Читаем Тяжёлград (СИ) полностью

  - Сам решай, - отлично помню его слова, - не жди, пока начальство чешет за ухом, рассуждая, надо или не надо в это ввязываться. Не грех и пренебречь одним параграфом, если ход истории на кону.

  Равнодушно взирать на то, как хитрая австрийская агентура подталкивает твою родную страну к столкновениям, коих вполне можно избежать? Россия еще не готова была к войне, требовалось выхлопотать передышку. Несколько мирных лет, необходимых для перевооружения армии. И что вы думаете, мог сохранять спокойствие? Нет, нельзя было остаться в стороне. Я присягал. И хоть в клятве нет фразы "обязуюсь не делать глупостей, которые от меня потребует начальство", считал себя абсолютно правым. Предупреждать и пророчествовать - неблагодарное занятие. Усатые старички не слышали моих отчаянных воплей. Слишком глухи оказались их заросшие уши, слишком слепы глаза, слишком горький опыт начальственных окриков в плюшевых кабинетах довлел над ними. Они не смели поверить моим словам. Кошки-мышки продолжалась несколько месяцев.

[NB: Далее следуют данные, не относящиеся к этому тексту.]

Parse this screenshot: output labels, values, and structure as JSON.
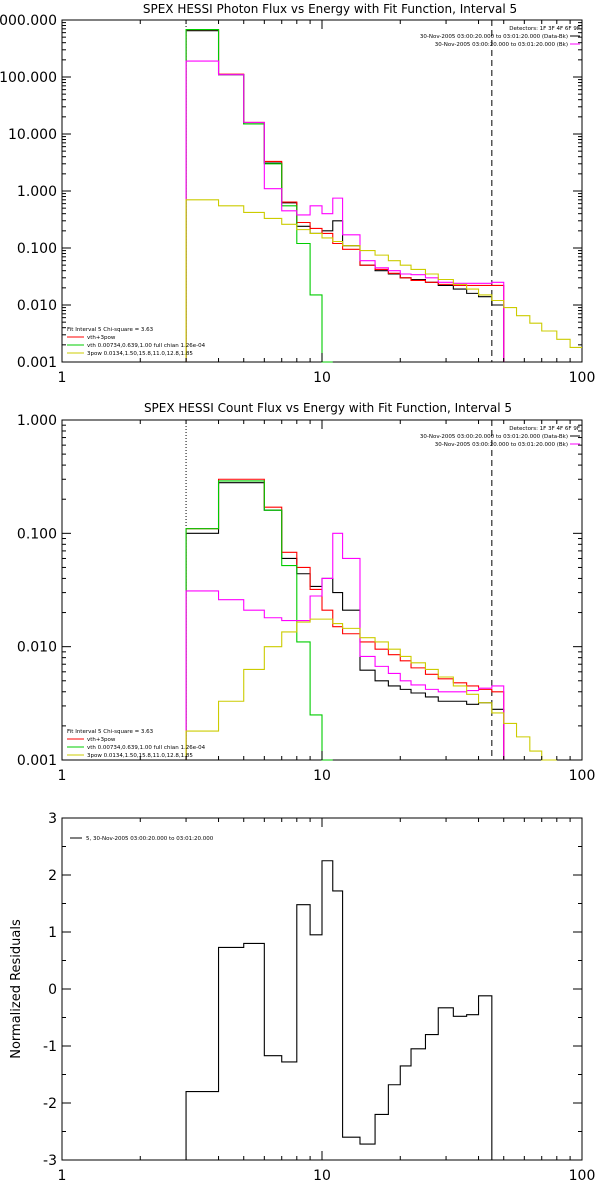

  Наконец, мне все донельзя надоело, я устал и решил выйти из игры. Но легко подумать - выйти, отказаться от взятых на себя обязательств. Ведь это, все-таки, предательство..... Смертная казнь или 15 лет каторжных работ.

  Удерживало меня от рискованного шага еще и то, что в России жили: мой старый дядя, отчим, мачеха. Что могло грозить им, если развернется война, подумать страшно. Потерять свое безупречное реноме для них, зависящих от чужого мнения - настоящая высшая мера. Помнил, как страдала моя своевольная бабушка, когда из-за ее тяжбы со священником соседи перестали заезжать, являлся только старый атеист, учитель Чижиков, раскладывал пасьянс, занимал денег. Изгнание из провинциального "света" расстроило бабушку, она стала болеть и умерла. Я не хотел, чтобы на их сутулые плечи лег неподъемный крест родства с изменником.

  Но в начале 1914 года открыл русскую газету, наткнулся на некролог. Умер мой дядя. Так все кончилось - быстро и глупо.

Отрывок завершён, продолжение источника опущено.